By CentralBankNews.info
    The Central Bank of the Dominican Republic (CBDR) left it monetary policy rate steady at 5.00 percent, saying forecast still show that inflation will remain below the lower limit of the bank’s target for 2015 before converging to the center of the target range at the end of the forecast horizon.
    Inflation in the Dominican Republic rose to 0.62 percent in June from 0.23 percent in May and a 2015-low of minus 0.04 percent in April.
    The central bank targets inflation of 4.0 percent, plus/minus 1.0 percentage point.
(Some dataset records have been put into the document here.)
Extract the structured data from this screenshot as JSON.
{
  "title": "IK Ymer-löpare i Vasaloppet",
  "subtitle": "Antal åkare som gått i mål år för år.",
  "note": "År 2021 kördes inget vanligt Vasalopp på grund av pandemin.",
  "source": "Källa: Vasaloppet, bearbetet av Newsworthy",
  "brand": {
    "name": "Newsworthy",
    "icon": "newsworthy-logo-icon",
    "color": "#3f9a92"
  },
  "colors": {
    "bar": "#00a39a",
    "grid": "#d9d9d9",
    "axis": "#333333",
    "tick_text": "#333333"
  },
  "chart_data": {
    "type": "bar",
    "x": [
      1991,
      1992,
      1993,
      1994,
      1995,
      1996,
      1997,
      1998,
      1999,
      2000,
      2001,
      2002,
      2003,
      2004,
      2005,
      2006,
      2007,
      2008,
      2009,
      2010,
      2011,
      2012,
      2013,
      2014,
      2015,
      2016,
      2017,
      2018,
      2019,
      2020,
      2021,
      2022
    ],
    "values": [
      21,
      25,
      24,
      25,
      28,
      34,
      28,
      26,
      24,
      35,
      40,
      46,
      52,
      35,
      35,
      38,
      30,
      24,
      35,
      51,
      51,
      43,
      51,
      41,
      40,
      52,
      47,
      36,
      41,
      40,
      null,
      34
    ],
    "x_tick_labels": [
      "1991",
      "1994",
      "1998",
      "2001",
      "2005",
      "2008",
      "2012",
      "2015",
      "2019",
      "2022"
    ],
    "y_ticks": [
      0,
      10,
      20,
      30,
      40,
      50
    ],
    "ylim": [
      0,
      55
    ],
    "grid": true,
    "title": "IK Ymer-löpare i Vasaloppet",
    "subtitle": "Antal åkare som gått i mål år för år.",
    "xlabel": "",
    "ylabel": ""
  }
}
It has cut the rate by 125 basis points this year, most recently in May.
    Domestic production, demand and employment remains on track to expand along its expected path, the central bank said, adding the current account deficit is projected at 2.0 percent of Gross Domestic Product by the end of the year, helping the foreign exchange market remains stable and the accumulation of foreign exchange reserves, currently equal to 3.4 months of imports.
    In May the central bank’s governor raised his forecast for economic growth this year to around 6 percent, up from the previous forecast of 5.0-5.5 percent.

   
    The Central Bank of the Dominican Republic issued the following statement:
   

“At its monetary policy meeting in July 2015, the Central Bank of the Dominican Republic (CBDR) decided to keep its interest rate monetary policy at 5.00% annually.

The decision on the benchmark rate was made after reviewing the country macroeconomic outlook, mainly the balance of risks around inflation projections and expectations of the private sector and relevant international environment for the Dominican economy. It was noted that the annual inflation rate in June rose to 0.62%. The accumulated inflation stood at 0.60% at the end of that month. Likewise, core inflation, monetary conditions related to the economy, stood at 2.32% in June yoy. Forecasts continue to indicate that inflation would remain below the lower limit of the target set in the monetary program for 2015, converging to the center of the range of 4.0% ± 1.0% at the monetary policy horizon.

In the external environment, according to Consensus Forecast is forecast growth of United States of America (USA) of 2.4% for 2015 and 2.8% for 2016. Under this premise, it is expected that the US Federal Reserve started its standardization process currency in the fourth quarter and inflation gradually converging toward the goal at the end of 2016, after reaching the goal of unemployment around 5.25%. In the case of the Eurozone, Consensus Forecast expects an expansion of output of 1.5% for 2015 and 1.8% in 2016. Although there is still uncertainty as to the outcome of the crisis in Greece, the effects on market volatility capital have tended to moderate. Projections for Latin America were revised downwards and suggest that the economy would not grow in 2015, increasing by around 1.5% in 2016. However, this projection is highly influenced by the deteriorating situation in Venezuela growth. If this country were excluded from the sample, Latin America would grow about 0.7% in 2015 and 2.0% in 2016.  

As for commodity prices, the correction in the stock markets of China, the second largest economy has been reflected in significant reductions accompanied by a trend appreciation of the dollar worldwide. In this context, the conservative estimates of the performance of the world economy in the medium term remain.

Domestically, domestic production, demand and employment expand as the expected path. The trend cycle monthly indicator of economic activity (IMAE) at end-May has an annual growth rate of around 6.1%, having been revised GDP growth in the first quarter from 6.5% to 6.6%. Also, credit to the private sector in domestic currency grew at an annual rate of around 11.5% in July. On the side of fiscal policy, public finances continue to show a surplus for the month of May, indicating that by the end of this year a primary surplus would be generated over the provisions of the National Budget 2015. The current level of public debt Consolidated is around 46.0% of GDP, below the regional average. Similarly, the external accounts are developing well, projecting a deficit of current account of the balance of payments at around 2.0% of GDP by year-end. This trend will benefit the relative stability of the exchange market and the accumulation of international reserves, which currently stand at around 3.4 months of imports.    

The CRBBB confirms its commitment to implement monetary policy aimed at achieving its inflation target, while also continue to monitor the evolution of the world economy and the domestic situation, to take the necessary measures to risks to price stability and the proper functioning of the financial and payment systems.”